30.11.05 | Interesting things are happening, at last, in the Land of Grace. There's widespread consensus in Venezuela about the deceitful and cheating nature of Jorge Rodriguez and his electoral council (CNE), chock full of chavistas. There's also the deep rooted belief that no matter what concessions Rodriguez says he will make, the fix is in. As such very few people will take part in the pseudo election for Assemblymen on Sunday. To be frank, I am ecstatic. Having had the opportunity to meet Jorge Rodriguez in the flesh I am absolutely convinced that none of the promises of this individual are worth taken seriously, even by an extremely discredited opposition.

It saddens me to see intelligent people that I appreciate very much, still believing that voting, under the present circumstances, continues to represent an alternative in Venezuela. Again they are going round in circles discussing the technical aspects and the cheating probabilities available to the CNE. From where I stand, things look crystal clear though. Opposition parties broke a fragile unity pact with the sole goal of impeding chavista candidates to win more than 2/3 of the Assembly seats. The reason being that should that dreaded prospect come to be, Chavez will be able to amend the constitution, reelect himself indefinitely and pass all sorts of revolutionary laws that will, most definitely, do away with the already shredded Venezuelan democracy.

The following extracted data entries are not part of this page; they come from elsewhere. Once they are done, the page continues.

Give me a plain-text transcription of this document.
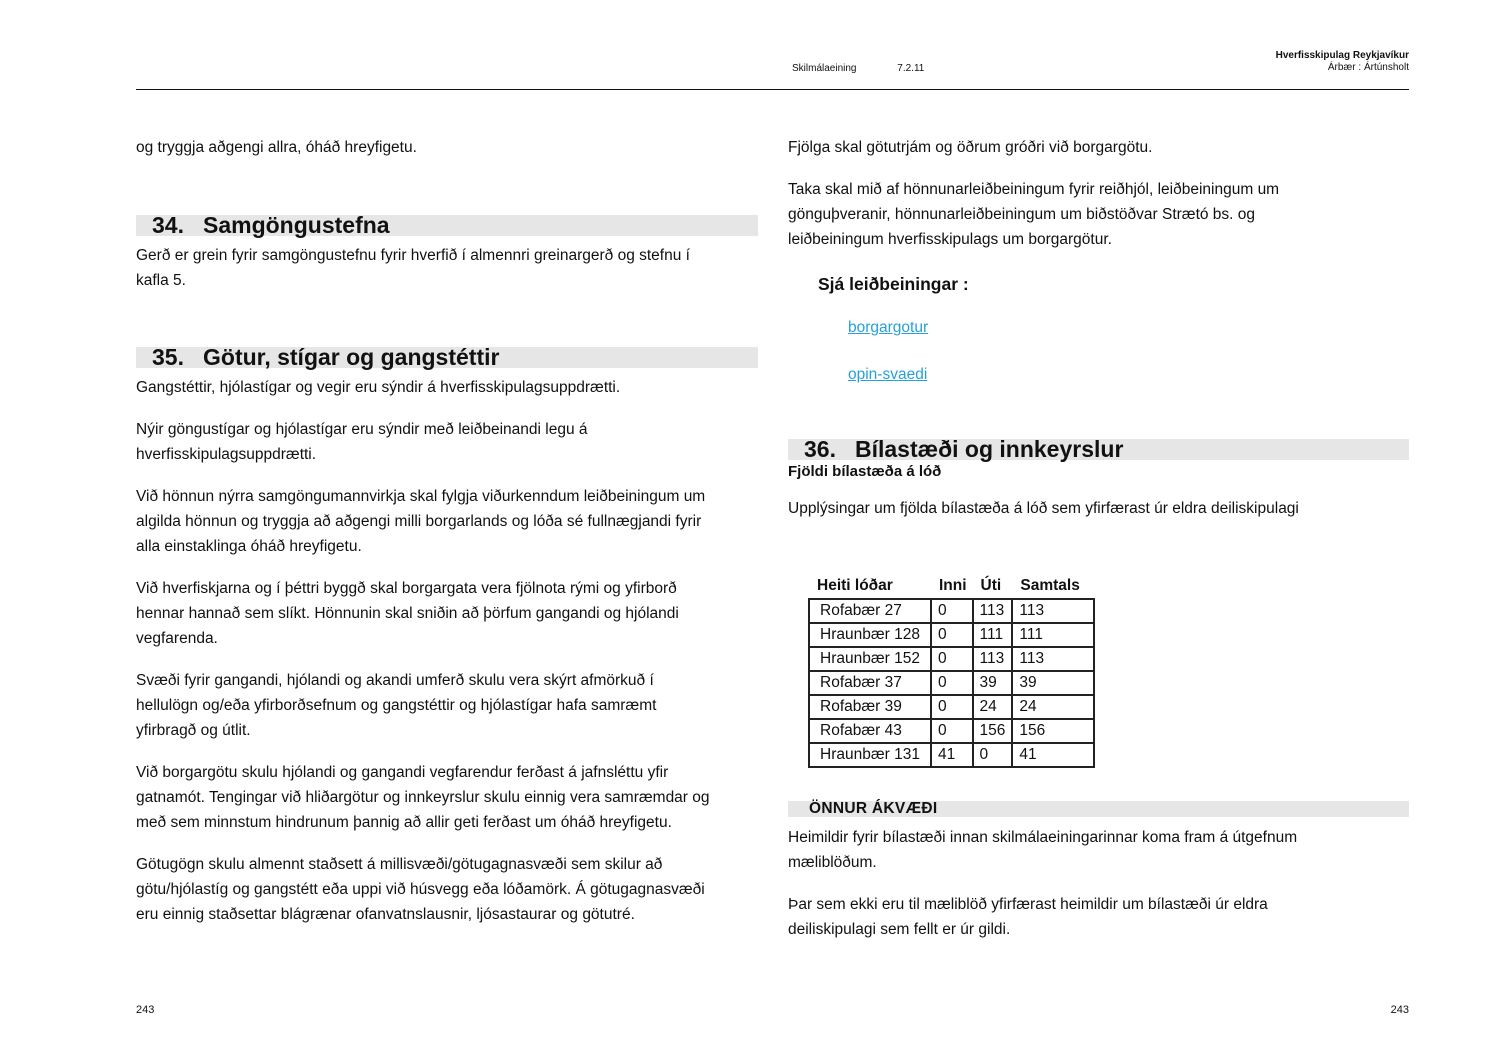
Skilmálaeining	7.2.11
Hverfisskipulag Reykjavíkur
Árbær : Ártúnsholt

og tryggja aðgengi allra, óháð hreyfigetu.

34. Samgöngustefna

Gerð er grein fyrir samgöngustefnu fyrir hverfið í almennri greinargerð og stefnu í kafla 5.

35. Götur, stígar og gangstéttir

Gangstéttir, hjólastígar og vegir eru sýndir á hverfisskipulagsuppdrætti.

Nýir göngustígar og hjólastígar eru sýndir með leiðbeinandi legu á hverfisskipulagsuppdrætti.

Við hönnun nýrra samgöngumannvirkja skal fylgja viðurkenndum leiðbeiningum um algilda hönnun og tryggja að aðgengi milli borgarlands og lóða sé fullnægjandi fyrir alla einstaklinga óháð hreyfigetu.

Við hverfiskjarna og í þéttri byggð skal borgargata vera fjölnota rými og yfirborð hennar hannað sem slíkt. Hönnunin skal sniðin að þörfum gangandi og hjólandi vegfarenda.

Svæði fyrir gangandi, hjólandi og akandi umferð skulu vera skýrt afmörkuð í hellulögn og/eða yfirborðsefnum og gangstéttir og hjólastígar hafa samræmt yfirbragð og útlit.

Við borgargötu skulu hjólandi og gangandi vegfarendur ferðast á jafnsléttu yfir gatnamót. Tengingar við hliðargötur og innkeyrslur skulu einnig vera samræmdar og með sem minnstum hindrunum þannig að allir geti ferðast um óháð hreyfigetu.

Götugögn skulu almennt staðsett á millisvæði/götugagnasvæði sem skilur að götu/hjólastíg og gangstétt eða uppi við húsvegg eða lóðamörk. Á götugagnasvæði eru einnig staðsettar blágrænar ofanvatnslausnir, ljósastaurar og götutré.

Fjölga skal götutrjám og öðrum gróðri við borgargötu.

Taka skal mið af hönnunarleiðbeiningum fyrir reiðhjól, leiðbeiningum um gönguþveranir, hönnunarleiðbeiningum um biðstöðvar Strætó bs. og leiðbeiningum hverfisskipulags um borgargötur.

Sjá leiðbeiningar :
borgargotur
opin-svaedi
36. Bílastæði og innkeyrslur
Fjöldi bílastæða á lóð

Upplýsingar um fjölda bílastæða á lóð sem yfirfærast úr eldra deiliskipulagi

Heiti lóðar	Inni	Úti	Samtals
Rofabær 27	0	113	113
Hraunbær 128	0	111	111
Hraunbær 152	0	113	113
Rofabær 37	0	39	39
Rofabær 39	0	24	24
Rofabær 43	0	156	156
Hraunbær 131	41	0	41
ÖNNUR ÁKVÆÐI

Heimildir fyrir bílastæði innan skilmálaeiningarinnar koma fram á útgefnum mæliblöðum.

Þar sem ekki eru til mæliblöð yfirfærast heimildir um bílastæði úr eldra deiliskipulagi sem fellt er úr gildi.

243	243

In light of the discovery that the Smartmatic machines keep the sequence of the vote, which was demonstrated beyond reasonable doubts to international observers from the OAS and the EU by Venezuelan technicians, most political parties decided to withdraw from the race. The only two ones that persist in participating are Primero Justicia (Justice First ?) and Nuevo Tiempo -party of Manuel Rosales, Governor of Zulia state.

Many conclusions derive from the above paragraph:

1) In spite of having witnessed how technicians revealed how voters a, b, c, d, e... voted, in a simulated event that took place last Wednesday, OAS and EU observers are yet to declare upon the matter. Why?

2) The findings shattered the feeble opposition unity, prompting withdrawal from all but two parties. What this means is that the initial goal of preventing Chavez's candidates from winning a 2/3 majority in the Assembly, becomes unreachable. Why, and at what cost, are Primero Justicia and Nuevo Tiempo still in the race?

3) The CNE has lost all semblance of credibility. This time hopefully for good. Nonetheless Chavez very much needs opposition parties to turn out in order to maintain his nonsensical charade about leading a democratic state. It is urgent for him to reiterate that the sole condition that seems valuable enough to determine whether a given country is a democracy, i.e. elections, still occur in Venezuela with massive attendance from all quarters. Well, by the looks of it one has to guess that that's not going to happen this time. Ergo the chavista goal of proudly announcing to the globe next Monday of a 10 million-voter turnout won't fly.

4) Opposition parties, albeit in complete disarray, have recoup some leverage and bargaining power. Should they be shrewd enough to use it intelligently, they can, effectively, condition their participation in electoral events. If I were them, I would ask for Rodriguez's head and impose returning to manual voting. Another thing the political parties ought to do with their newly acquired power is to demand immediate statements and reports from international observers.

In any case, Chavez's revolution is in deep shit from a democratic standpoint. If Primero Justicia and Nuevo Tiempo have any respect for the people they say they represent they ought to withdraw and allow the world to see the Emperor in its magnificent nakedness. But then again, knowing the characters, that's mere wishful thinking.